I’m not clear on all the scienc-ey details, but here’s the Springhill Equine castration protocol as I could tell from my distant vantage point:

Step 1- catheter placement: Wary vet student attempts to hold untrained weanling still, while other vet student stabs a 2-inch needle in weanling’s neck with trembling hands.

Step 2- inducing anesthesia: 90lb vet student attempts to guide 800lb horse to the ground gracefully. It usually isn’t all that pretty. Students tie lots of knots around horse’s legs because they don’t remember exactly how to do that neat rope trick that Dr. Lacher or Dr. Vurgason taught them.

Step 3- surgical prep: senior vet student suddenly forgets how to don sterile gloves, and how to put a scalpel blade on a handle. Junior vet student scrubs surgical site way more thoroughly than necessary. Meanwhile, half of anesthesia time has passed, and horse already needs another dose.

Step 4- castration: All I heard was Dr. Vurgason and Dr. Lacher saying over and over, “cut deeper, push harder, make your incision longer…” Bless their hearts, they are just learning. I tried chanting “Be aggressive! B-E-aggressive!” to help them along.

Step 5- power tools: Tomcats, you may not want to read this part. Basically they attach a scary-looking clamp, it makes a sickening crunching noise, and an excited vet student runs a DRILL which more or less twists the testicle off. Job done!

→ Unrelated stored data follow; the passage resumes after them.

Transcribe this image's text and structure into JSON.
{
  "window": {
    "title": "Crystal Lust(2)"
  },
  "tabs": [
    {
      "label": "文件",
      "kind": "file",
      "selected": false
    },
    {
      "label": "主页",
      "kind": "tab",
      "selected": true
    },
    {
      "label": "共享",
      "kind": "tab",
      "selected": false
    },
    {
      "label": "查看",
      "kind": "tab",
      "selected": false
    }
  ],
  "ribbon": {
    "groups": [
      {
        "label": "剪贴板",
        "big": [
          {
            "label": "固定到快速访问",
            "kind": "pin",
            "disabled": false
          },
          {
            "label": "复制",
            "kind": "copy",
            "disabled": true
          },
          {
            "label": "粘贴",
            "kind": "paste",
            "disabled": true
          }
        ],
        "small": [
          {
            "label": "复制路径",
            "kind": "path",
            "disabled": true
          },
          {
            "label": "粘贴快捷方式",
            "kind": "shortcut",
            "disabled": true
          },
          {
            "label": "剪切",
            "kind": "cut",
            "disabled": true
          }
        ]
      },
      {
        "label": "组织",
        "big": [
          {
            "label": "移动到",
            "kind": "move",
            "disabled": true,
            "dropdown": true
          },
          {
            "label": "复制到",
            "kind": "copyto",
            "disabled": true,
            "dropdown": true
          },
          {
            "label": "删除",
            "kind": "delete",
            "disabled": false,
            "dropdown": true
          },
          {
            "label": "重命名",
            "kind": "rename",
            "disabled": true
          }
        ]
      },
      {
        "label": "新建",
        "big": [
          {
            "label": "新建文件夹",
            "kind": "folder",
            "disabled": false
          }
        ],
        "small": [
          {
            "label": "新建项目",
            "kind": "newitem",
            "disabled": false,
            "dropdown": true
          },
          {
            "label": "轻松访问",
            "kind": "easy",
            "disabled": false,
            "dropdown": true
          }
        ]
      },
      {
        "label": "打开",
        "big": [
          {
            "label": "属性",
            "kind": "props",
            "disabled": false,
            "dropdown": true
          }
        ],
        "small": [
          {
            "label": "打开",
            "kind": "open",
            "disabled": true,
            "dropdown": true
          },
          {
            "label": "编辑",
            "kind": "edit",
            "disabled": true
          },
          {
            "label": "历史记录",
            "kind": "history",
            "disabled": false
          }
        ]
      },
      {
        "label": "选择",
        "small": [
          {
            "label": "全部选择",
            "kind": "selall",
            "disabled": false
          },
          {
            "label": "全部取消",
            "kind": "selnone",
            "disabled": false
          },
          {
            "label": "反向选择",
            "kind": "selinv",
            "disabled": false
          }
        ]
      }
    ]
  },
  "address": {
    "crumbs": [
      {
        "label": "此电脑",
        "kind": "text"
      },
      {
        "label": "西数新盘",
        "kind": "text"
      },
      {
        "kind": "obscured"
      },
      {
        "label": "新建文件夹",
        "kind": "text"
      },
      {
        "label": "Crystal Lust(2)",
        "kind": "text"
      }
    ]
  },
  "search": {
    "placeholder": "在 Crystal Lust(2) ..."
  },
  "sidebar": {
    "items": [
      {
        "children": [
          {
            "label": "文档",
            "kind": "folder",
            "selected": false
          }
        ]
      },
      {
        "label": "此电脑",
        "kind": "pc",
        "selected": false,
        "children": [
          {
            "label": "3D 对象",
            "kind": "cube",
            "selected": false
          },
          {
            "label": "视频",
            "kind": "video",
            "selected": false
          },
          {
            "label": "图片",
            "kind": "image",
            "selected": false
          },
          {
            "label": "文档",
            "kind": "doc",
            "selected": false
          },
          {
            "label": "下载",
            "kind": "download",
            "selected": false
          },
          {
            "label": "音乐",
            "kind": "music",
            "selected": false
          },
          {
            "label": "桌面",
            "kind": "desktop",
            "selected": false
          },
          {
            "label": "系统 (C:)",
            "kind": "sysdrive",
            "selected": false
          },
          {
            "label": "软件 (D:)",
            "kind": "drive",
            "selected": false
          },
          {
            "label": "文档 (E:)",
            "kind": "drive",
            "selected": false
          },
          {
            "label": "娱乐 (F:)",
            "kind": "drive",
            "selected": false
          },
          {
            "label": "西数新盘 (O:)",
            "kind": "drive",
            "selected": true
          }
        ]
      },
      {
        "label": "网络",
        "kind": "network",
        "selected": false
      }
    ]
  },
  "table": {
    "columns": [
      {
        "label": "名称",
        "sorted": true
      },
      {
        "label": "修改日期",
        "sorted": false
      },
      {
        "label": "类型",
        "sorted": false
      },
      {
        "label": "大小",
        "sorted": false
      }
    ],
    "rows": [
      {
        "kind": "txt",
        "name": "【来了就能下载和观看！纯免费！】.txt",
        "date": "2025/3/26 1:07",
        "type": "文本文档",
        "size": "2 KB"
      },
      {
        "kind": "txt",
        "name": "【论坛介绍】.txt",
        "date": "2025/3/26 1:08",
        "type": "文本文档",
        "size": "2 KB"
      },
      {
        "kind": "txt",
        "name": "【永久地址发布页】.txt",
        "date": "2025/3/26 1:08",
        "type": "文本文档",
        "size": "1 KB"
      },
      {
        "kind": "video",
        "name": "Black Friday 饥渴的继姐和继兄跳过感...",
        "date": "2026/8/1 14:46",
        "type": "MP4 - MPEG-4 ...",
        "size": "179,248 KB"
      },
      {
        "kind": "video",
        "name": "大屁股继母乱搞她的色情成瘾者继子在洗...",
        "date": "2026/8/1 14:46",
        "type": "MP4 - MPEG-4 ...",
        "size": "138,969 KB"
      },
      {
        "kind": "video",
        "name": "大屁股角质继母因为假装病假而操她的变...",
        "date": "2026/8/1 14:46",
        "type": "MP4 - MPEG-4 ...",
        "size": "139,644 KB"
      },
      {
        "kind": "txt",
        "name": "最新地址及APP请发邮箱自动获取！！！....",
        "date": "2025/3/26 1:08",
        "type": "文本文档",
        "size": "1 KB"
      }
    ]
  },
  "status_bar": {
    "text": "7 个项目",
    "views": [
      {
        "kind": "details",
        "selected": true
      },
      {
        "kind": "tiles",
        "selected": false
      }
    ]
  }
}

After watching one or two of these, I thought it best to take a nap in Dr. Vurgason’s truck for the rest of the day. Of course the best part was all the pets and treats I received from 30 eager vet students! Made all the blood and gore worthwhile.

If you have a stallion who yearns to become a gelding, be sure to keep an eye out for next year’s castration clinic! It’s always a good time (don’t ask the horses).